Like most of the health-care industry, nursing-care facilities are often labeled recession-proof. In fact, private nursing homes took something of a hit in sales during the recession, with an average annual drop in sales growth of about 2% from 2007 to 2011, according to data from Sageworks, a financial-information company. Surprisingly, nursing homes still managed to boost profit margins by more than 2% during the same period.
Nursing-care facilities may have been able to boost profit margins because they normally are relatively large operations compared with other elderly-care facilities, says Jesse Slome, executive director of the American Association for Long-Term Care Insurance. “Due to economies of scale, how they’re able to bill and what they’re able to bill for, and how they can manage staff and expenses, they tend to work lean,” Slome says.

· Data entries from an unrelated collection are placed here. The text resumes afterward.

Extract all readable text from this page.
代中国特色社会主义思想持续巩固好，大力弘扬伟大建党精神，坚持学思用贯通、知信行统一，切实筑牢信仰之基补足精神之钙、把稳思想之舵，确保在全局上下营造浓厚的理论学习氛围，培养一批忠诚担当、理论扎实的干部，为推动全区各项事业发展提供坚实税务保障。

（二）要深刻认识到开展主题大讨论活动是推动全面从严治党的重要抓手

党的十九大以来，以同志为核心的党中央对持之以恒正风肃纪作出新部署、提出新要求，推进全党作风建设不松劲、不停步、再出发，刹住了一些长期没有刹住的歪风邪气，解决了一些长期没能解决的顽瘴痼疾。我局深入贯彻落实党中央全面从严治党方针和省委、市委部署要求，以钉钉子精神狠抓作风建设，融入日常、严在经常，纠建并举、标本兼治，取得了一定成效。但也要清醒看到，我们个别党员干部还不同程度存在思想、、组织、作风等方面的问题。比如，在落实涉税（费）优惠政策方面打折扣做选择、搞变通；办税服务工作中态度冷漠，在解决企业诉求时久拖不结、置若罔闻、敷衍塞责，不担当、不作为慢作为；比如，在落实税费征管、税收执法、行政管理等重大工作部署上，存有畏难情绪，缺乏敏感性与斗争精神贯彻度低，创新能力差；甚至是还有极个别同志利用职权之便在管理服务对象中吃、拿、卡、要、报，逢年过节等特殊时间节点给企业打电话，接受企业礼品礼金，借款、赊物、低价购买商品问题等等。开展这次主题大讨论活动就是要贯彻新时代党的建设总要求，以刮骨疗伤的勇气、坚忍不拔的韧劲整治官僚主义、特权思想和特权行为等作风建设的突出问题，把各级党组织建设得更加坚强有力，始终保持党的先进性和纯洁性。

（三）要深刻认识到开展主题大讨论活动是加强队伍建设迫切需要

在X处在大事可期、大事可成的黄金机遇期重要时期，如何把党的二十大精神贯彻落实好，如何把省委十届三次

Still, nursing homes are at the mercy of government policy, since most nursing-care residents receive support from Medicare and Medicaid. “It’s difficult to draw a conclusion that ours is a sector that’s recession-proof,” says Greg Crist, vice president of public affairs at the American Health Care Association (AHCA). “Any time you’re relying on the government, you’re subject to the whims of the policymakers.”
To be sure, nursing homes got a temporary shot in the arm when states received additional government funding for Medicaid under the federal stimulus package, the American Recovery and Reinvestment Act of 2009. The stimulus funding expired in 2011.
But the average Medicaid reimbursement shortfall jumped from an estimated $16.54 per patient per day in 2009 to a projected $19.55 in 2011, according to an AHCA report. To make up for the drop in funding, nursing homes must continue to cut costs by dropping staff or putting off inessential tasks like refurbishing the building, Crist says.
With Congress and several states mulling more cuts to both programs, nursing homes may soon see a drop in profits, adds Slome.